If it is too dry, wet your hands with water and carry on kneading.
After your 10 minutes of cardio, wrap the ball of dough in cling wrap and place in the fridge and let it rest for 10 minutes.
Take the ball out and roll it out on a floured surface with the “rolling-pin”.
Roll out the pasta a thin as possible.
Dust the sheets of pasta with flour and carefully roll it up, without pressing to hard on it.
With a sharp kitchen knife slice the pasta and unroll it to form thinly shaped tagliatelle.
Hang out the cut pasta to dry for 20 min
** For the time and effort’s sake I have invested in a pasta maker, it is so much easier and quicker.
Roll out the pasta with the machine, and put through the cutter.
Note that when cooking home-made pasta, the cooking time is significantly shorter than shop bought pasta. Keep an eye on it, pasta should be cooked through but still al dente. When cooked remove from heat and strain. Pour a bit of olive oil over the pasta (I like to crack over a bit of pepper and salt over the pasta at this time)

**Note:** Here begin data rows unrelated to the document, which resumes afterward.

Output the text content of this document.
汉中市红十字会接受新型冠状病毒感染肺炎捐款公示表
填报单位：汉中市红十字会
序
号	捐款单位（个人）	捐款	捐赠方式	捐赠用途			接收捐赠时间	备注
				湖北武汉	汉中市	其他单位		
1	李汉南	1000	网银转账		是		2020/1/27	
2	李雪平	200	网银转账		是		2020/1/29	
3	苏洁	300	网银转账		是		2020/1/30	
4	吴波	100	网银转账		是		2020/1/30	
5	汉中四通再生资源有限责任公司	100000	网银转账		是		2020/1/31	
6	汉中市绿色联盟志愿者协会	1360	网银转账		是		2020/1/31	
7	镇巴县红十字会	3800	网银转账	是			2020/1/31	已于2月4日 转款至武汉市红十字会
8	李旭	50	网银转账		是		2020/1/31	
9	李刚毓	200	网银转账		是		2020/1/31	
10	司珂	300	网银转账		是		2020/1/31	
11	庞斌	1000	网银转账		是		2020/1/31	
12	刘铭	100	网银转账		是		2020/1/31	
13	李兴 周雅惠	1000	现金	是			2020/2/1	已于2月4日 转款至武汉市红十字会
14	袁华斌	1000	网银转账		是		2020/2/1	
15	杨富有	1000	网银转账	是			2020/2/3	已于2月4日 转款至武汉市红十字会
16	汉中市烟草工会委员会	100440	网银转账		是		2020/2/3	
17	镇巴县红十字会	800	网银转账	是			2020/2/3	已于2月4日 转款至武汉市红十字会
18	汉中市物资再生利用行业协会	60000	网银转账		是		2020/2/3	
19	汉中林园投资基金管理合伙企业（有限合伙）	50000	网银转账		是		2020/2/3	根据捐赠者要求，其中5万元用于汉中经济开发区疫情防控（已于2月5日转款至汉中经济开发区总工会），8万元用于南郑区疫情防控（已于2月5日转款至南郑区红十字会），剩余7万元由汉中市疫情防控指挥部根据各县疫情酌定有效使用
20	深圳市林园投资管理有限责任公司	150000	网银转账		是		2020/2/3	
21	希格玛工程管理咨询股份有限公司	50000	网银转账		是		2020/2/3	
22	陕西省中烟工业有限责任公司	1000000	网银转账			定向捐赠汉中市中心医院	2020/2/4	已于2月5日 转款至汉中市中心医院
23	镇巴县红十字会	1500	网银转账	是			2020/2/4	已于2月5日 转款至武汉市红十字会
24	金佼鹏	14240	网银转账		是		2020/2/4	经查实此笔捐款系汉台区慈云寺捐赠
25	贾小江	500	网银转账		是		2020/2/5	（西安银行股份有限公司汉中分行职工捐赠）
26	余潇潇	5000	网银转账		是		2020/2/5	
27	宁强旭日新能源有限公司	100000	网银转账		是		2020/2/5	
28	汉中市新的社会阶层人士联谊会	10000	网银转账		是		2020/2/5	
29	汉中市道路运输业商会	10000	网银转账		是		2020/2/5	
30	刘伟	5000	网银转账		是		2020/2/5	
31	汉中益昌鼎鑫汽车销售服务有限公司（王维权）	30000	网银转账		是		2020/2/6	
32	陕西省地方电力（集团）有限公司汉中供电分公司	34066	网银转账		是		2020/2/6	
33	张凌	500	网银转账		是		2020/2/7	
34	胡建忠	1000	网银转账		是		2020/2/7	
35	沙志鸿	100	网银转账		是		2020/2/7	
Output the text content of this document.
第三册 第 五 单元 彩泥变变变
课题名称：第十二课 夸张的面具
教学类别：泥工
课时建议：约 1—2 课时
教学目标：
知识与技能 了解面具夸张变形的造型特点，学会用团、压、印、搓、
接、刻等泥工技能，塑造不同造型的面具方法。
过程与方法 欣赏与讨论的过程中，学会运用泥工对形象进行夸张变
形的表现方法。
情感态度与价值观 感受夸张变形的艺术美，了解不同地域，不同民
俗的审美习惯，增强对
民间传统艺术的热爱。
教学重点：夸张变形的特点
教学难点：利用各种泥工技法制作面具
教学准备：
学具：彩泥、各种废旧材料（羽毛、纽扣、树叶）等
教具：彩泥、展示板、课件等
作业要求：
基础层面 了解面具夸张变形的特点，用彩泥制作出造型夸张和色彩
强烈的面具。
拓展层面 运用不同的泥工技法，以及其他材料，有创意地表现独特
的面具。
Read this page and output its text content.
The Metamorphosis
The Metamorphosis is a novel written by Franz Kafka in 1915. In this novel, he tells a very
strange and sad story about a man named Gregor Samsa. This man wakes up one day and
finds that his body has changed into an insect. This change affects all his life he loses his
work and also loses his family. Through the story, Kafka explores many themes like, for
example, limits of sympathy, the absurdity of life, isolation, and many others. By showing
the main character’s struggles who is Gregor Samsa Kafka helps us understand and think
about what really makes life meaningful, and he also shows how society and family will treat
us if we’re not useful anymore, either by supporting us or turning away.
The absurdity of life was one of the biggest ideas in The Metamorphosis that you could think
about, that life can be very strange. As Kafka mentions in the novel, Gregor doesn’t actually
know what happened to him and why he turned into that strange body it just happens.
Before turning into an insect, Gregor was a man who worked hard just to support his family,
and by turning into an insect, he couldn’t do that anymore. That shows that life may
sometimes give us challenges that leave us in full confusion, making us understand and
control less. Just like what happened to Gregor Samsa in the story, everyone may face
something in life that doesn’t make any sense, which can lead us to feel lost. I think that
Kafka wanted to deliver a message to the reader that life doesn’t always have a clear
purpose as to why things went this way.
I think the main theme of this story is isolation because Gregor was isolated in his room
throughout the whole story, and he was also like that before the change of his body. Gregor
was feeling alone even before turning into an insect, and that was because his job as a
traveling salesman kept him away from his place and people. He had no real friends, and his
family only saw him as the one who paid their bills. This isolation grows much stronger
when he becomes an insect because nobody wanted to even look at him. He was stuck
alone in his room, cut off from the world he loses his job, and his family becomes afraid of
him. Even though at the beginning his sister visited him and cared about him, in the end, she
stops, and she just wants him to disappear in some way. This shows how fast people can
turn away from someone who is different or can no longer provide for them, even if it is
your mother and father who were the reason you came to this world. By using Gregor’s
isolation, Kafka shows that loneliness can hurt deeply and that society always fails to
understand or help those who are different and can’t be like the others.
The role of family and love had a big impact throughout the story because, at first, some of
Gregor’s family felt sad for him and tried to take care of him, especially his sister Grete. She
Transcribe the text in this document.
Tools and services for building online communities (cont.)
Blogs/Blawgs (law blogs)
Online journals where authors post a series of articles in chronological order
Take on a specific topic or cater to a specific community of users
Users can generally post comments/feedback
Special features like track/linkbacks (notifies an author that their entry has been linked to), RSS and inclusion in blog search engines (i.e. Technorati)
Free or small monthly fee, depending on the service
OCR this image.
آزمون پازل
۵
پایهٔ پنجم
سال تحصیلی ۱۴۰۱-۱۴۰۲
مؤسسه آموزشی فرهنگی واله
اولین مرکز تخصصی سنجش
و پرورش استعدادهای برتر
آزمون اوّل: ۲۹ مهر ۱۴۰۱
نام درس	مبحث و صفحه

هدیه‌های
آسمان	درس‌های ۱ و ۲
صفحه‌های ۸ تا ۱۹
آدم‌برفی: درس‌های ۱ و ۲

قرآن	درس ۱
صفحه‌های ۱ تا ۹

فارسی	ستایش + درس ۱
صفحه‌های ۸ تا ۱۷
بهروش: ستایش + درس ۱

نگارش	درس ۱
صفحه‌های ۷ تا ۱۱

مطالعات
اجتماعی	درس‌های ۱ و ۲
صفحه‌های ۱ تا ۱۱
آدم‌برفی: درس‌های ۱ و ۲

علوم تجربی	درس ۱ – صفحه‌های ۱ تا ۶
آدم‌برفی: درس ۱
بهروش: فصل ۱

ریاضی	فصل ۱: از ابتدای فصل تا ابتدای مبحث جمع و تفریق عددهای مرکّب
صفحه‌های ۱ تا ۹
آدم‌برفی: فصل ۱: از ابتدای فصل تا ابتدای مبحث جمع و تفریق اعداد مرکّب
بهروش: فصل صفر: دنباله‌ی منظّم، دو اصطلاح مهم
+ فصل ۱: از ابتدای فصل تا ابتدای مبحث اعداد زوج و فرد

Serve with a sauce of your choice.
Creamy tuna sauce:
As always I’m on a budget and decided to make a no mess no fuss sauce.
1 onion chopped
1 green pepper chopped
1 packet of mushrooms sliced
750ml cream
2 tins of tuna in saltwater
Fry the chopped onion and green peppers until soft.
Add the sliced mushrooms and fry with the onion and peppers
Add cream and let it simmer for 15min
Add tuna and mix
Remove from heat and let the sauce thicken.
Mix the sauce and pasta, serve. Viola!
So how did it turn out? looks good!
and how do you feel about the taste and texture of homemade fresh pasta over the stuff you buy at the shop?
Hi Clyde,
I love the texture! It is not as rubbery as shop bought pasta. It is is like homemade pasta holds the sauce better. It taste more natural as well.
There are some supermarkets that do sell the homemade version of pasta but it is very expensive. Consider the fact that it only cost me almost 2 cups of flour and 2 eggs to make enough pasta for 5 people. Yes, it cost me a bit of elbow grease, but that is all the part of the fun! 🙂
Wanted to make my own pasta for yonks, but my other half says its too much work. Will have to make the effort come winter (I dont much like cooking in the summer)
I wont lie, it is a bit of work (made pasta for 7 and a half people). The results are worth it. Home-made pasta is 100 times better than the locally bought stuff.